Insurer-reinsurer gap worries S&P
Asbestos exposures and resulting differences between insurers and reinsurers in the US are “getting ugly”, according to Standard & Poor’s (S&P). MD Steve Dreyer says reinsurers aren’t “stepping up to shoulder the asbestos burden apparently expected of them” following massive increases in leading insurers’ reserves.
S&P highlighted the January decision by Ace to raise its gross asbestos reserves to $3.6 billion while only boosting net reserves by $828 million after reinsurance. This “represents an overweening dependence on reinsurance for an exposure representing about 30% of Ace’s capital base”, S&P said.
Director John Iten said liabilities are “disappearing into thin air, and nobody’s capturing them – it’s like smoke and mirrors. Across the industry the difference between gross and net numbers raises all sorts of questions about who’s ceding what to whom.”

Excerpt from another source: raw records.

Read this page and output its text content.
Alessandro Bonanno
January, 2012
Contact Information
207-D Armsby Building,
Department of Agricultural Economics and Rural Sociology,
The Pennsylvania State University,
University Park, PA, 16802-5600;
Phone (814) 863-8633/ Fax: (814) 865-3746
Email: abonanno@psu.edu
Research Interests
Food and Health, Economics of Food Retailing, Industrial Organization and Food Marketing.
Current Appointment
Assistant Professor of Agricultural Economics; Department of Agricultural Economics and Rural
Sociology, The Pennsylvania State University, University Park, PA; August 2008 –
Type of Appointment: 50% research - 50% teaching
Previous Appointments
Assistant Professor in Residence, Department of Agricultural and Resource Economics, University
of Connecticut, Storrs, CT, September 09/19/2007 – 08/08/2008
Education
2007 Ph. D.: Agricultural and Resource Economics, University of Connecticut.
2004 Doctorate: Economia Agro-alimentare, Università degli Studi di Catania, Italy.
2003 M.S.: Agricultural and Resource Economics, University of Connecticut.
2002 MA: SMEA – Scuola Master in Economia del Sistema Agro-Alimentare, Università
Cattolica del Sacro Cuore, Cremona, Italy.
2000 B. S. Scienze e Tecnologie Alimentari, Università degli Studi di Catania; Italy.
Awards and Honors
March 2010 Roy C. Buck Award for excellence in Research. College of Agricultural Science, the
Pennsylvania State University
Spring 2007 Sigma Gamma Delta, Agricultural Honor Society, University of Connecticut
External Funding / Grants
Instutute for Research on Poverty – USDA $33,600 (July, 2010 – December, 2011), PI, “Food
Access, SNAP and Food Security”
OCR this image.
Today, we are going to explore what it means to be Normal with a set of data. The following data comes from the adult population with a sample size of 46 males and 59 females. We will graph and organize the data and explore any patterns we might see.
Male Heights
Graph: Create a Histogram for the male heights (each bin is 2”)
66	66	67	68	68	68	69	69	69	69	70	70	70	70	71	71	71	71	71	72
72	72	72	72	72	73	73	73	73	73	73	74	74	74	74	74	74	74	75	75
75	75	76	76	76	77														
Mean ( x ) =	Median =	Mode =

Ace isn’t the only insurer to boost its reserves – Travelers almost equalled all its 2002 earnings when it raised its reserves by $4.14 billion last year, and several others have added more than $1.6 billion to their reserves.
But S&P says reinsurers haven’t matched these exposures with increases in their own reserves. That’s in part due to a natural lag in the process, “but also because insurers are often failing to inform them about what level of reimbursement they are expected to come up with, even though the [insurers] have built that anticipated income into their own numbers.”